Advanced Transfer Cache
The next thing that (most of) the data has to pass is Pentium 4's on-die L2-cache. Intel calls it 'Advanced Transfer Cache' since the days of Pentium III 'Coppermine' . With 256 kB its size is identical to the L2-cache of Pentium III and both are 8-way associative as well. This is however where the similarities end. Pentium 4's L2-cache is using 128-Byte cache lines, which are divided in two 64-Byte pieces. When it fetches data from the system (main memory, AGP, PCI, ...) it reads at least 64 Bytes in one go, which ensures great performace for burst transfers, especially when talking to RDRAM, but is rather bad if only one Byte out of that 64 is actually required. The same is obviously valid for write operations in case the cache line has become 'dirty', meaning that the cache data has been altered and therefore needs to be written back to the system (memory, AGP, PCI, ...). The read latency of Pentium 4's L2-cache is 7 clocks, its connection to the core is 256 bit wide and obviously clocked at core clock. After doing the math we get to an impressive data bandwidth between L2-cache and core of 44.8 GB/s for Pentium 4 @ 1.4 GHz and 48 GB/s for Pentium 4 at 1.5 GHz.
Pentium 4's L1 Cache
After the discussion of the L2 cache it wouldn't be more than logical to move over to the L1 cache. This is what we will do, but not without a special remark. While Pentium III is equipped with a 16 kB L1 cache for instructions and a 16 kB L1 cache for data, there is only an 8 kB small data L1 cache in Pentium 4, while a pretty nifty feature called 'Execution Trace Cache', which I'll discuss in the next paragraph, replaces the L1 instruction cache of Pentium III.
Intel was probably forced to reduce the size of the L1 data cache down to only 8 kB, which is half the size of Pentium III's L1 data cache and only an eighth (!!!) of Athlon's, to enable its extremely low latency of only 2 clock cycles. It results in an overall read latency of less than half of Pentium III's L1 data cache already in the Pentium 4 at 1.4 GHz, but the small size of Pentium 4's L1 data cache may be one reason for the performance flaws we will see when we get to the benchmark results.
The L1 data cache of Pentium 4 is 4-way set associative and uses 64-Byte cache-lines. The dual-port architecture allows one load and one store operation per clock.
Intel has added another nifty feature that I want to bring to your attention in the L1/L2 cache context. If you think of the Pentium III launch in February 1999, you might remember Intel's introduction of the 'streaming' SIMD Extensions. The 'streaming' bit of 'SSE' is actually represented by the prefetch-instructions of Pentium III, which enable software to load data into the caches before it is requested by the processor core.

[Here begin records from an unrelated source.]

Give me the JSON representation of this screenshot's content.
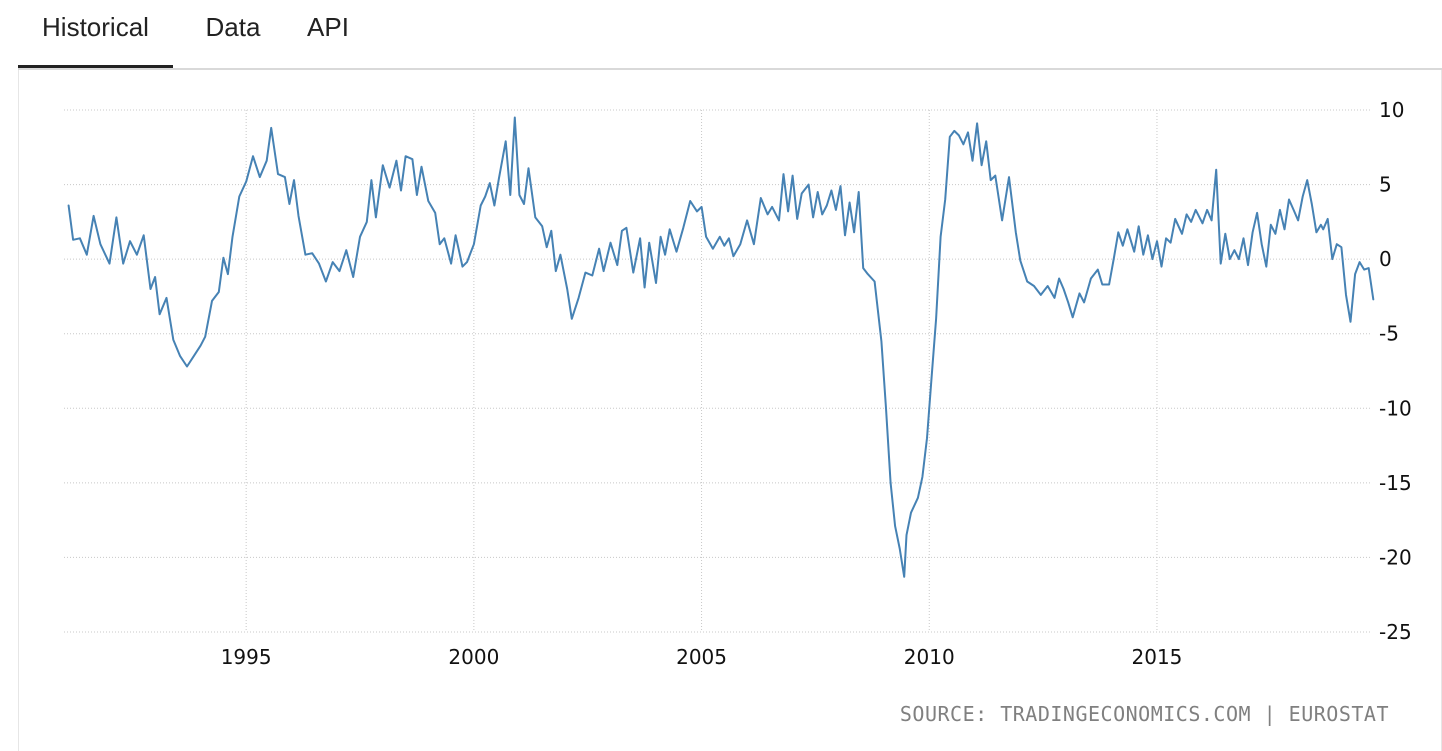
{
  "tabs": [
    {
      "label": "Historical",
      "active": true
    },
    {
      "label": "Data",
      "active": false
    },
    {
      "label": "API",
      "active": false
    }
  ],
  "source": "SOURCE: TRADINGECONOMICS.COM | EUROSTAT",
  "chart_data": {
    "type": "line",
    "title": "",
    "xlabel": "",
    "ylabel": "",
    "xlim": [
      1991.0,
      2019.7
    ],
    "ylim": [
      -25,
      10
    ],
    "y_ticks": [
      10,
      5,
      0,
      -5,
      -10,
      -15,
      -20,
      -25
    ],
    "x_ticks": [
      1995,
      2000,
      2005,
      2010,
      2015
    ],
    "grid": true,
    "y_axis_position": "right",
    "line_color": "#4682b4",
    "series": [
      {
        "name": "",
        "points": [
          [
            1991.1,
            3.6
          ],
          [
            1991.2,
            1.3
          ],
          [
            1991.35,
            1.4
          ],
          [
            1991.5,
            0.3
          ],
          [
            1991.65,
            2.9
          ],
          [
            1991.8,
            1.0
          ],
          [
            1992.0,
            -0.3
          ],
          [
            1992.15,
            2.8
          ],
          [
            1992.3,
            -0.3
          ],
          [
            1992.45,
            1.2
          ],
          [
            1992.6,
            0.3
          ],
          [
            1992.75,
            1.6
          ],
          [
            1992.9,
            -2.0
          ],
          [
            1993.0,
            -1.2
          ],
          [
            1993.1,
            -3.7
          ],
          [
            1993.25,
            -2.6
          ],
          [
            1993.4,
            -5.4
          ],
          [
            1993.55,
            -6.5
          ],
          [
            1993.7,
            -7.2
          ],
          [
            1993.85,
            -6.5
          ],
          [
            1994.0,
            -5.8
          ],
          [
            1994.1,
            -5.2
          ],
          [
            1994.25,
            -2.8
          ],
          [
            1994.4,
            -2.2
          ],
          [
            1994.5,
            0.1
          ],
          [
            1994.6,
            -1.0
          ],
          [
            1994.7,
            1.5
          ],
          [
            1994.85,
            4.2
          ],
          [
            1995.0,
            5.2
          ],
          [
            1995.15,
            6.9
          ],
          [
            1995.3,
            5.5
          ],
          [
            1995.45,
            6.6
          ],
          [
            1995.55,
            8.8
          ],
          [
            1995.7,
            5.7
          ],
          [
            1995.85,
            5.5
          ],
          [
            1995.95,
            3.7
          ],
          [
            1996.05,
            5.3
          ],
          [
            1996.15,
            2.9
          ],
          [
            1996.3,
            0.3
          ],
          [
            1996.45,
            0.4
          ],
          [
            1996.6,
            -0.3
          ],
          [
            1996.75,
            -1.5
          ],
          [
            1996.9,
            -0.2
          ],
          [
            1997.05,
            -0.8
          ],
          [
            1997.2,
            0.6
          ],
          [
            1997.35,
            -1.2
          ],
          [
            1997.5,
            1.5
          ],
          [
            1997.65,
            2.5
          ],
          [
            1997.75,
            5.3
          ],
          [
            1997.85,
            2.8
          ],
          [
            1998.0,
            6.3
          ],
          [
            1998.15,
            4.8
          ],
          [
            1998.3,
            6.6
          ],
          [
            1998.4,
            4.6
          ],
          [
            1998.5,
            6.9
          ],
          [
            1998.65,
            6.7
          ],
          [
            1998.75,
            4.3
          ],
          [
            1998.85,
            6.2
          ],
          [
            1999.0,
            3.9
          ],
          [
            1999.15,
            3.1
          ],
          [
            1999.25,
            1.0
          ],
          [
            1999.35,
            1.4
          ],
          [
            1999.5,
            -0.3
          ],
          [
            1999.6,
            1.6
          ],
          [
            1999.75,
            -0.5
          ],
          [
            1999.85,
            -0.2
          ],
          [
            2000.0,
            1.0
          ],
          [
            2000.15,
            3.6
          ],
          [
            2000.25,
            4.2
          ],
          [
            2000.35,
            5.1
          ],
          [
            2000.45,
            3.6
          ],
          [
            2000.55,
            5.4
          ],
          [
            2000.7,
            7.9
          ],
          [
            2000.8,
            4.3
          ],
          [
            2000.9,
            9.5
          ],
          [
            2001.0,
            4.3
          ],
          [
            2001.1,
            3.7
          ],
          [
            2001.2,
            6.1
          ],
          [
            2001.35,
            2.8
          ],
          [
            2001.5,
            2.2
          ],
          [
            2001.6,
            0.8
          ],
          [
            2001.7,
            1.9
          ],
          [
            2001.8,
            -0.8
          ],
          [
            2001.9,
            0.3
          ],
          [
            2002.05,
            -2.0
          ],
          [
            2002.15,
            -4.0
          ],
          [
            2002.3,
            -2.6
          ],
          [
            2002.45,
            -0.9
          ],
          [
            2002.6,
            -1.1
          ],
          [
            2002.75,
            0.7
          ],
          [
            2002.85,
            -0.8
          ],
          [
            2003.0,
            1.1
          ],
          [
            2003.15,
            -0.4
          ],
          [
            2003.25,
            1.9
          ],
          [
            2003.35,
            2.1
          ],
          [
            2003.5,
            -0.9
          ],
          [
            2003.65,
            1.4
          ],
          [
            2003.75,
            -1.9
          ],
          [
            2003.85,
            1.1
          ],
          [
            2004.0,
            -1.6
          ],
          [
            2004.1,
            1.5
          ],
          [
            2004.2,
            0.3
          ],
          [
            2004.3,
            2.0
          ],
          [
            2004.45,
            0.5
          ],
          [
            2004.6,
            2.1
          ],
          [
            2004.75,
            3.9
          ],
          [
            2004.9,
            3.2
          ],
          [
            2005.0,
            3.5
          ],
          [
            2005.1,
            1.5
          ],
          [
            2005.25,
            0.7
          ],
          [
            2005.4,
            1.5
          ],
          [
            2005.5,
            0.9
          ],
          [
            2005.6,
            1.4
          ],
          [
            2005.7,
            0.2
          ],
          [
            2005.85,
            1.0
          ],
          [
            2006.0,
            2.6
          ],
          [
            2006.15,
            1.0
          ],
          [
            2006.3,
            4.1
          ],
          [
            2006.45,
            3.0
          ],
          [
            2006.55,
            3.5
          ],
          [
            2006.7,
            2.6
          ],
          [
            2006.8,
            5.7
          ],
          [
            2006.9,
            3.2
          ],
          [
            2007.0,
            5.6
          ],
          [
            2007.1,
            2.7
          ],
          [
            2007.2,
            4.4
          ],
          [
            2007.35,
            5.0
          ],
          [
            2007.45,
            2.8
          ],
          [
            2007.55,
            4.5
          ],
          [
            2007.65,
            3.0
          ],
          [
            2007.75,
            3.6
          ],
          [
            2007.85,
            4.6
          ],
          [
            2007.95,
            3.3
          ],
          [
            2008.05,
            4.9
          ],
          [
            2008.15,
            1.6
          ],
          [
            2008.25,
            3.8
          ],
          [
            2008.35,
            1.8
          ],
          [
            2008.45,
            4.5
          ],
          [
            2008.55,
            -0.6
          ],
          [
            2008.65,
            -1.0
          ],
          [
            2008.8,
            -1.5
          ],
          [
            2008.95,
            -5.5
          ],
          [
            2009.05,
            -10.0
          ],
          [
            2009.15,
            -15.0
          ],
          [
            2009.25,
            -17.9
          ],
          [
            2009.35,
            -19.4
          ],
          [
            2009.45,
            -21.3
          ],
          [
            2009.5,
            -18.5
          ],
          [
            2009.6,
            -17.0
          ],
          [
            2009.75,
            -16.0
          ],
          [
            2009.85,
            -14.6
          ],
          [
            2009.95,
            -12.0
          ],
          [
            2010.05,
            -8.0
          ],
          [
            2010.15,
            -4.0
          ],
          [
            2010.25,
            1.5
          ],
          [
            2010.35,
            4.0
          ],
          [
            2010.45,
            8.2
          ],
          [
            2010.55,
            8.6
          ],
          [
            2010.65,
            8.3
          ],
          [
            2010.75,
            7.7
          ],
          [
            2010.85,
            8.5
          ],
          [
            2010.95,
            6.6
          ],
          [
            2011.05,
            9.1
          ],
          [
            2011.15,
            6.3
          ],
          [
            2011.25,
            7.9
          ],
          [
            2011.35,
            5.3
          ],
          [
            2011.45,
            5.6
          ],
          [
            2011.6,
            2.6
          ],
          [
            2011.75,
            5.5
          ],
          [
            2011.9,
            1.8
          ],
          [
            2012.0,
            -0.1
          ],
          [
            2012.15,
            -1.5
          ],
          [
            2012.3,
            -1.8
          ],
          [
            2012.45,
            -2.4
          ],
          [
            2012.6,
            -1.8
          ],
          [
            2012.75,
            -2.6
          ],
          [
            2012.85,
            -1.3
          ],
          [
            2012.95,
            -2.0
          ],
          [
            2013.05,
            -2.9
          ],
          [
            2013.15,
            -3.9
          ],
          [
            2013.3,
            -2.3
          ],
          [
            2013.4,
            -2.9
          ],
          [
            2013.55,
            -1.3
          ],
          [
            2013.7,
            -0.7
          ],
          [
            2013.8,
            -1.7
          ],
          [
            2013.95,
            -1.7
          ],
          [
            2014.05,
            0.0
          ],
          [
            2014.15,
            1.8
          ],
          [
            2014.25,
            0.9
          ],
          [
            2014.35,
            2.0
          ],
          [
            2014.5,
            0.5
          ],
          [
            2014.6,
            2.2
          ],
          [
            2014.7,
            0.3
          ],
          [
            2014.8,
            1.6
          ],
          [
            2014.9,
            0.0
          ],
          [
            2015.0,
            1.2
          ],
          [
            2015.1,
            -0.5
          ],
          [
            2015.2,
            1.4
          ],
          [
            2015.3,
            1.1
          ],
          [
            2015.4,
            2.7
          ],
          [
            2015.55,
            1.7
          ],
          [
            2015.65,
            3.0
          ],
          [
            2015.75,
            2.5
          ],
          [
            2015.85,
            3.3
          ],
          [
            2016.0,
            2.4
          ],
          [
            2016.1,
            3.3
          ],
          [
            2016.2,
            2.6
          ],
          [
            2016.3,
            6.0
          ],
          [
            2016.4,
            -0.3
          ],
          [
            2016.5,
            1.7
          ],
          [
            2016.6,
            0.0
          ],
          [
            2016.7,
            0.6
          ],
          [
            2016.8,
            0.0
          ],
          [
            2016.9,
            1.4
          ],
          [
            2017.0,
            -0.4
          ],
          [
            2017.1,
            1.8
          ],
          [
            2017.2,
            3.1
          ],
          [
            2017.3,
            1.0
          ],
          [
            2017.4,
            -0.5
          ],
          [
            2017.5,
            2.3
          ],
          [
            2017.6,
            1.7
          ],
          [
            2017.7,
            3.3
          ],
          [
            2017.8,
            2.0
          ],
          [
            2017.9,
            4.0
          ],
          [
            2018.0,
            3.3
          ],
          [
            2018.1,
            2.6
          ],
          [
            2018.2,
            4.2
          ],
          [
            2018.3,
            5.3
          ],
          [
            2018.4,
            3.7
          ],
          [
            2018.5,
            1.8
          ],
          [
            2018.6,
            2.3
          ],
          [
            2018.65,
            2.0
          ],
          [
            2018.75,
            2.7
          ],
          [
            2018.85,
            0.0
          ],
          [
            2018.95,
            1.0
          ],
          [
            2019.05,
            0.8
          ],
          [
            2019.15,
            -2.4
          ],
          [
            2019.25,
            -4.2
          ],
          [
            2019.35,
            -1.0
          ],
          [
            2019.45,
            -0.2
          ],
          [
            2019.55,
            -0.7
          ],
          [
            2019.65,
            -0.6
          ],
          [
            2019.75,
            -2.7
          ]
        ]
      }
    ]
  }
}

Those instructions still exist in Pentium 4's instruction set, but with the new hardware prefetch feature of Pentium 4 a lot of this is done automatically. This new unit is able to recognize data access patterns of the software executed by Pentium 4, so that it 'guesses' which data will be needed next and 'pre-fetches' it into the cache.
The procedure might sound familiar to you from the complex hard drive cache algorithms and you might also be aware how much this can speed up hard disk accesses under certain circumstances. Pentium 4's hardware prefetch is probably able to significantly accelerate the execution of software that is using a lot of large data arrays.

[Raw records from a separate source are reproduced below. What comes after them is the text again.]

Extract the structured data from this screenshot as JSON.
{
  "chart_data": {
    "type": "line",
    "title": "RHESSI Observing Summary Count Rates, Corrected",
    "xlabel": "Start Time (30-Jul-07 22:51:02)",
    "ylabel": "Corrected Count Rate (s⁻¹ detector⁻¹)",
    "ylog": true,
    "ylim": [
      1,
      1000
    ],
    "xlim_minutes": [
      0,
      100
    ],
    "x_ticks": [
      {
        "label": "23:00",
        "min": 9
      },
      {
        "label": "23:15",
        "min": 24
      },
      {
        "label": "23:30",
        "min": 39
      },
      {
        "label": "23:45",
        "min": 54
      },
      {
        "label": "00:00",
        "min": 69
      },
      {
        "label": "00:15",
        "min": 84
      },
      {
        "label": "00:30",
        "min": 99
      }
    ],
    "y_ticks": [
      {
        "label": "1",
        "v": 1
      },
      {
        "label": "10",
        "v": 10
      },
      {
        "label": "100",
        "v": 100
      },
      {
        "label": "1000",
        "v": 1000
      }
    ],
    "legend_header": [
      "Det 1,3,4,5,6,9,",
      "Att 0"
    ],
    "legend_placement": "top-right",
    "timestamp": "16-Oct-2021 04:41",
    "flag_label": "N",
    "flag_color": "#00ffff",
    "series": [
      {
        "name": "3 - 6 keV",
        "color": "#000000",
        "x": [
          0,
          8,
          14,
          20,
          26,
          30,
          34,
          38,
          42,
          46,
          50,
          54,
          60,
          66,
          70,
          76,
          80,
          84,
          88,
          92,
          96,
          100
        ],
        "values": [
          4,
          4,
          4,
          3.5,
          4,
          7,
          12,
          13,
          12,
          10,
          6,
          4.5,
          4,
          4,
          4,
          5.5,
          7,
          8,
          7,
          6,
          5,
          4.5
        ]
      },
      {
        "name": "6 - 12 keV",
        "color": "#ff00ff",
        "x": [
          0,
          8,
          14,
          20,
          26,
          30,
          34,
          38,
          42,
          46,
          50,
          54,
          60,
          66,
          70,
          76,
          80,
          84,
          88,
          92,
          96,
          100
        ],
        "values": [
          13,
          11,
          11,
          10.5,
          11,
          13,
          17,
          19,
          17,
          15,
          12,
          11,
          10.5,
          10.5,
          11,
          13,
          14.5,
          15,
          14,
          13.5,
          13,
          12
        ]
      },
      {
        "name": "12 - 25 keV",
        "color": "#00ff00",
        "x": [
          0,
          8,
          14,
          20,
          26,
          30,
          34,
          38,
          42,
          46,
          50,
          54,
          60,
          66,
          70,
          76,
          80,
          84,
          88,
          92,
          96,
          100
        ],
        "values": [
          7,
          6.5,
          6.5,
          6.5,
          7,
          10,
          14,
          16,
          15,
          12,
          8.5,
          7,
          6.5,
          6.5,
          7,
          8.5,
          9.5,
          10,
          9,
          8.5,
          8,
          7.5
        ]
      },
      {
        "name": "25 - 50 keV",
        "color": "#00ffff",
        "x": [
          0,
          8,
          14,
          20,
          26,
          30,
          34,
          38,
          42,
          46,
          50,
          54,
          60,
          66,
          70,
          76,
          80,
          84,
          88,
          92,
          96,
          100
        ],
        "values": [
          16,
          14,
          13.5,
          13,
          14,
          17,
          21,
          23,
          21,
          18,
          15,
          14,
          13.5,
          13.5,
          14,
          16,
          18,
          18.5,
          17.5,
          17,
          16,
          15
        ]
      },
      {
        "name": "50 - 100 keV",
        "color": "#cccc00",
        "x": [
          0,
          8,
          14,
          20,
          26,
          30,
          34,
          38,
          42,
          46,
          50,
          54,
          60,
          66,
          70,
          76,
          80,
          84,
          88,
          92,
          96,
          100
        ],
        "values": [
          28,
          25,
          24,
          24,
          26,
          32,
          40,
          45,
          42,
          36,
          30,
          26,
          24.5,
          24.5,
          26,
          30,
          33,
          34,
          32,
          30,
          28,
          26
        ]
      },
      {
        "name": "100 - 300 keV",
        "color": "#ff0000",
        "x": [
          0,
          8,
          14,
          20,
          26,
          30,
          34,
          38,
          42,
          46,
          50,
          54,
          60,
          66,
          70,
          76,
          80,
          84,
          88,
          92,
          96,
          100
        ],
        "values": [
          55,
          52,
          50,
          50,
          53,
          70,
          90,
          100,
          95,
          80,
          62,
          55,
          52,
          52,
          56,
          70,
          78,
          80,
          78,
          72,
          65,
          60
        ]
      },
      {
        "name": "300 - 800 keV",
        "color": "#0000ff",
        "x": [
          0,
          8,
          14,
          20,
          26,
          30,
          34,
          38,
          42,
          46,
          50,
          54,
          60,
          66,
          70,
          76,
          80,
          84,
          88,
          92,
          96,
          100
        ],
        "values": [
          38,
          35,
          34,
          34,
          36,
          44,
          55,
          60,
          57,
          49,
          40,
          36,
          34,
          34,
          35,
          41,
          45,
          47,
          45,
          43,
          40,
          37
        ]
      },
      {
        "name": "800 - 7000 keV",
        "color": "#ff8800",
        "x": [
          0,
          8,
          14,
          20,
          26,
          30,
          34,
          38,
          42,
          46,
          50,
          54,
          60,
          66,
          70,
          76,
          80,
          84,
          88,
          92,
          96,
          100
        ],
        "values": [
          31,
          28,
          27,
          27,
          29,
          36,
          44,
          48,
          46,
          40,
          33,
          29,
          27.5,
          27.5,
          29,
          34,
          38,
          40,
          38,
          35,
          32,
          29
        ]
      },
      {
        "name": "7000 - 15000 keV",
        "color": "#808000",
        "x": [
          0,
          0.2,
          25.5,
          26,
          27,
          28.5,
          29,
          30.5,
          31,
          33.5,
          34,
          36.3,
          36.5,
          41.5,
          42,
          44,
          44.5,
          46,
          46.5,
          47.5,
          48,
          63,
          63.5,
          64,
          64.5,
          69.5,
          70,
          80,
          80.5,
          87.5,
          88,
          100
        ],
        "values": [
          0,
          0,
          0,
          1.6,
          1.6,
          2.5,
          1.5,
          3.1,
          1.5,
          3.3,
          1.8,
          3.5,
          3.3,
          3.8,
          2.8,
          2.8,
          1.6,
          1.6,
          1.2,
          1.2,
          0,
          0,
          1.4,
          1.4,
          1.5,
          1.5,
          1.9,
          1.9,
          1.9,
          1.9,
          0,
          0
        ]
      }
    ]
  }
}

Entering The Execution Pipeline - Pentium 4's Trace Cache
Our code has now passed the system bus, L1 and L2-cache, so that it's finally time to enter the execution path of Pentium 4. You remember that Pentium 4 is not using an L1 instruction cache, but a much niftier thing instead. Let me first explain what is bad about an L1 instruction cache.
With Pentium III or Athlon, who both have an L1 instruction cache, code is fetched by this cache and stored until it's about time to enter the execution path. This is done by code entering the decoder unit, which e.g. in case of Athlon consists of 3 'direct path' and 3 'vector path' decoders, which alternatively produce the 'OPs' (as explained above) that can get executed by the execution units of the processor. This situation has a few glitches. First of all, some x86-instructions are rather complex, taking a lot of time to be decoded by the slow or 'vector path' decoders. In the worst case all decoder units are busy decoding complex instructions, thus stalling the execution pipeline of the processor. Another problem is the fact that x86-instructions that are supposed to be executed repeatedly (e.g. in small loops) need to be decoded each time they enter the execution path, thus wasting a lot of time. Software branches are another wasteful situation for a processor with L1 instruction cache that starts its pipeline at the decoder level.
Pentium 4's fancy Execution Trace Cache does not suffer from the above-described problems. Once you understood it, the idea of the trace cache is actually rather simple, but it takes quite a bit more silicon resources and design skill to replace the good old L1 instruction cache with something like Pentium 4's trace cache. Basically, the 'Execution Trace Cache' is nothing but a L1 instruction cache that lies BEHIND the decoders. Obviously it's quite bit more complex, but once you understood this basic fact you start to realize the benefits of the trace cache.